In the above case the court quotes from Harding v. Wheaton, reported in 2 Mason 378, as follows:

“Extreme weakness will raise an almost necessary presumption of imposition, even when it stops short of legal incapacity, and though a contract in the ordinary course of things, reasonably made with such a person, might be admitted to stand, yet if it should appear to be of such a nature as that such a person could not be capable of measuring its extent or importance, its reasonableness or its value, fully and fairly,' it cannot be that the law is so much at variance with common sense as to uphold it.”

*177The court continúes:

“The same doctrine is announced in adjudged cases almost without number; and it may be stated as settled law, that whenever there is great weakness of mind in a person executing a conveyance of land, arising from age, sickness, or any other cause, though not amounting to absolute disqualification, and the consideration given for the property is grossly inadequate, a court of equity will upon proper and seasonable application of the injured party, his representatives or heirs, interfere and set the conveyance aside.”

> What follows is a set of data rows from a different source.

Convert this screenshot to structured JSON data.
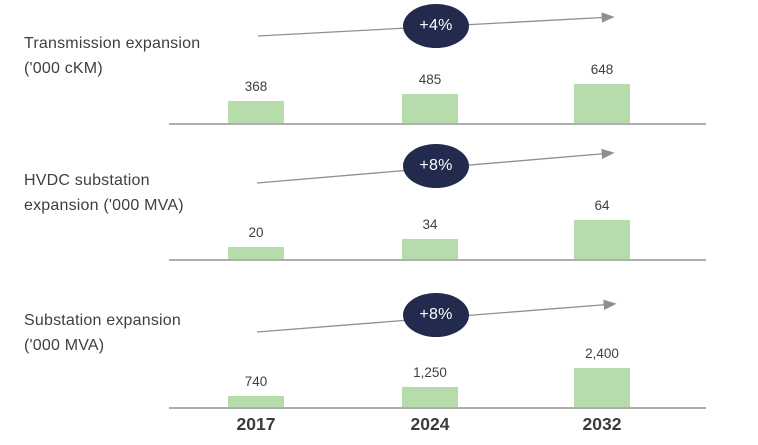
{
  "chart_data": {
    "type": "bar",
    "title": "",
    "categories": [
      "2017",
      "2024",
      "2032"
    ],
    "grid": false,
    "legend_position": "none",
    "panels": [
      {
        "label_lines": [
          "Transmission expansion",
          "('000 cKM)"
        ],
        "values": [
          368,
          485,
          648
        ],
        "value_labels": [
          "368",
          "485",
          "648"
        ],
        "growth_label": "+4%"
      },
      {
        "label_lines": [
          "HVDC substation",
          "expansion ('000 MVA)"
        ],
        "values": [
          20,
          34,
          64
        ],
        "value_labels": [
          "20",
          "34",
          "64"
        ],
        "growth_label": "+8%"
      },
      {
        "label_lines": [
          "Substation expansion",
          "('000 MVA)"
        ],
        "values": [
          740,
          1250,
          2400
        ],
        "value_labels": [
          "740",
          "1,250",
          "2,400"
        ],
        "growth_label": "+8%"
      }
    ],
    "colors": {
      "bar_fill": "#b6dcab",
      "badge_fill": "#222a4d",
      "badge_text": "#ffffff",
      "arrow": "#8f8f8f",
      "baseline": "#aeaeae",
      "label_text": "#3f3f3f",
      "value_text": "#404040",
      "year_text": "#3b3b3b",
      "background": "#ffffff"
    }
  }
}
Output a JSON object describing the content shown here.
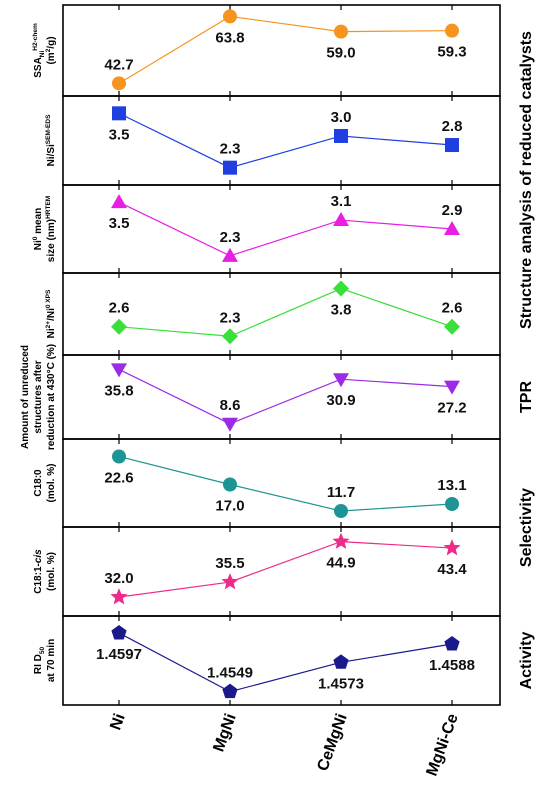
{
  "chart_data": {
    "type": "line",
    "categories": [
      "Ni",
      "MgNi",
      "CeMgNi",
      "MgNi-Ce"
    ],
    "panels": [
      {
        "key": "ssa",
        "ylabel": [
          "SSA",
          "Ni",
          "H2-chem",
          "(m",
          "2",
          "/g)"
        ],
        "values": [
          42.7,
          63.8,
          59.0,
          59.3
        ],
        "labels": [
          "42.7",
          "63.8",
          "59.0",
          "59.3"
        ],
        "ylim": [
          40.6,
          65.5
        ],
        "label_pos": [
          "above",
          "below",
          "below",
          "below"
        ],
        "color": "#F7941D",
        "marker": "circle"
      },
      {
        "key": "nisi",
        "ylabel": [
          "Ni/Si",
          "SEM-EDS"
        ],
        "values": [
          3.5,
          2.3,
          3.0,
          2.8
        ],
        "labels": [
          "3.5",
          "2.3",
          "3.0",
          "2.8"
        ],
        "ylim": [
          2.05,
          3.75
        ],
        "label_pos": [
          "below",
          "above",
          "above",
          "above"
        ],
        "color": "#1F3FE0",
        "marker": "square"
      },
      {
        "key": "nisize",
        "ylabel": [
          "Ni",
          "0",
          " mean",
          "size (nm)",
          "HRTEM"
        ],
        "values": [
          3.5,
          2.3,
          3.1,
          2.9
        ],
        "labels": [
          "3.5",
          "2.3",
          "3.1",
          "2.9"
        ],
        "ylim": [
          2.05,
          3.75
        ],
        "label_pos": [
          "below",
          "above",
          "above",
          "above"
        ],
        "color": "#E81EE3",
        "marker": "triangle-up"
      },
      {
        "key": "xps",
        "ylabel": [
          "Ni",
          "2+",
          "/Ni",
          "0",
          " XPS"
        ],
        "values": [
          2.6,
          2.3,
          3.8,
          2.6
        ],
        "labels": [
          "2.6",
          "2.3",
          "3.8",
          "2.6"
        ],
        "ylim": [
          1.9,
          4.1
        ],
        "label_pos": [
          "above",
          "above",
          "below",
          "above"
        ],
        "color": "#3AE03A",
        "marker": "diamond"
      },
      {
        "key": "tpr",
        "ylabel": [
          "Amount of unreduced",
          "structures after",
          "reduction at 430°C (%)"
        ],
        "values": [
          35.8,
          8.6,
          30.9,
          27.2
        ],
        "labels": [
          "35.8",
          "8.6",
          "30.9",
          "27.2"
        ],
        "ylim": [
          4.0,
          40.0
        ],
        "label_pos": [
          "below",
          "above",
          "below",
          "below"
        ],
        "color": "#9B2BE6",
        "marker": "triangle-down"
      },
      {
        "key": "c180",
        "ylabel": [
          "C18:0",
          "(mol. %)"
        ],
        "values": [
          22.6,
          17.0,
          11.7,
          13.1
        ],
        "labels": [
          "22.6",
          "17.0",
          "11.7",
          "13.1"
        ],
        "ylim": [
          9.7,
          24.9
        ],
        "label_pos": [
          "below",
          "below",
          "above",
          "above"
        ],
        "color": "#1E9494",
        "marker": "circle"
      },
      {
        "key": "c181",
        "ylabel": [
          "C18:1-",
          "cis",
          "(mol. %)"
        ],
        "values": [
          32.0,
          35.5,
          44.9,
          43.4
        ],
        "labels": [
          "32.0",
          "35.5",
          "44.9",
          "43.4"
        ],
        "ylim": [
          29.0,
          46.9
        ],
        "label_pos": [
          "above",
          "above",
          "below",
          "below"
        ],
        "color": "#EE2A8A",
        "marker": "star"
      },
      {
        "key": "ri",
        "ylabel": [
          "RI D",
          "50",
          "at 70 min"
        ],
        "values": [
          1.4597,
          1.4549,
          1.4573,
          1.4588
        ],
        "labels": [
          "1.4597",
          "1.4549",
          "1.4573",
          "1.4588"
        ],
        "ylim": [
          1.4543,
          1.4606
        ],
        "label_pos": [
          "below",
          "above",
          "below",
          "below"
        ],
        "color": "#1A1A8C",
        "marker": "pentagon"
      }
    ],
    "groups": [
      {
        "label": "Structure analysis of reduced catalysts",
        "panels": [
          0,
          3
        ]
      },
      {
        "label": "TPR",
        "panels": [
          4,
          4
        ]
      },
      {
        "label": "Selectivity",
        "panels": [
          5,
          6
        ]
      },
      {
        "label": "Activity",
        "panels": [
          7,
          7
        ]
      }
    ]
  }
}
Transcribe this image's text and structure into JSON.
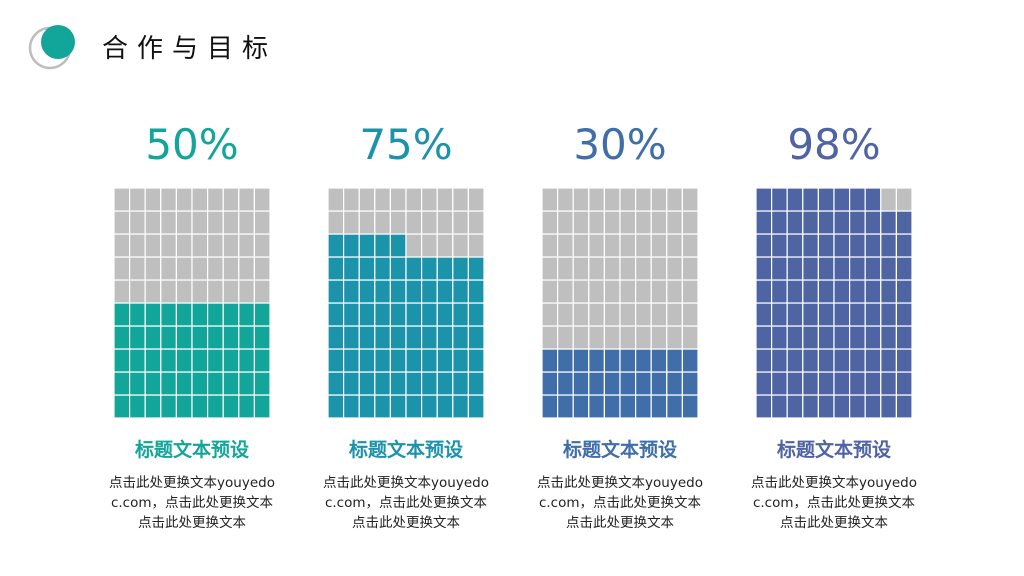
{
  "header": {
    "title": "合作与目标"
  },
  "chart_data": [
    {
      "type": "waffle",
      "values": [
        50
      ],
      "value_labels": [
        "50%"
      ],
      "color": "#12a599",
      "empty_color": "#bfbfbf",
      "title": "标题文本预设",
      "text": "点击此处更换文本youyedoc.com，点击此处更换文本点击此处更换文本"
    },
    {
      "type": "waffle",
      "values": [
        75
      ],
      "value_labels": [
        "75%"
      ],
      "color": "#1b93ab",
      "empty_color": "#bfbfbf",
      "title": "标题文本预设",
      "text": "点击此处更换文本youyedoc.com，点击此处更换文本点击此处更换文本"
    },
    {
      "type": "waffle",
      "values": [
        30
      ],
      "value_labels": [
        "30%"
      ],
      "color": "#3f6ea9",
      "empty_color": "#bfbfbf",
      "title": "标题文本预设",
      "text": "点击此处更换文本youyedoc.com，点击此处更换文本点击此处更换文本"
    },
    {
      "type": "waffle",
      "values": [
        98
      ],
      "value_labels": [
        "98%"
      ],
      "color": "#4f64a3",
      "empty_color": "#bfbfbf",
      "title": "标题文本预设",
      "text": "点击此处更换文本youyedoc.com，点击此处更换文本点击此处更换文本"
    }
  ]
}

The consideration named in the deed was $10; that in the assignment was a “valuable consideration.” It is admitted nothing was paid, and they are now claimed as voluntary gifts. We. think the present case a proper one for the application of the principles above quoted. In the case of Hunter v. McCammon, 104 N. Y. Supp. 402, it is said, in speaking of a conveyance by a mother to her daughter, attacked on the ground of fraud:

“This situation imposed upon the defendant the burden of showing that the transaction was fair, open, voluntary, and well understood, where the relationship between the parties is that of parent and child, principal and agent, or where one' party is situated so as to exercise a controlling influence over the will and conduct of another, transactions between them are scrutinized with extreme vigilance, and clear evidence is required that the transaction was understood and that there was no fraud, mistake or undue influence. Where those relations exist there must be clear proof of the integrity and fairness of the transaction or any instrument thus obtained will be set aside.”

In Croissant v. Beers, 118 Ill. App. 502, the court uses this language:

“We hold the law to be that where an aged and infirm parent conveys substantially all his property to a child, ‘without consideration, and without any contract to support, it is for the child to show that the conveyance was fair and reasonable.”

*178The respondents have not, in our opinion, met this burden. They have not convinced us that these transactions were open and fair and fully understood and appreciated by John J. Tucker. They have failed to show any reason why this old and infirm man, who in his days of mental and physical vigor was shown to be exact, careful, and insistent to the last cent in his financial transactions, should give away all his property to one heir to the exclusion of the others, without any consideration for his future support and maintenance, without any provision for sufficient money to procure him the few bodily comforts and necessities he could not obtain in his charity home, and leave himself penniless and an inmate of this county hospital until his death. It is too improbable, and no court ought to sustain such a conveyance without clear and convincing proof of its fairness and full appreciation and understanding of its consequences on the part of the grantor. Not finding such evidence in this case, the judgment is reversed, and the case is remanded with instructions to the lower court to enter its judgment in conformity with the views herein expressed.

Rudkin, C. J., Gose, Fullerton, and Chadwick, JJ., concur.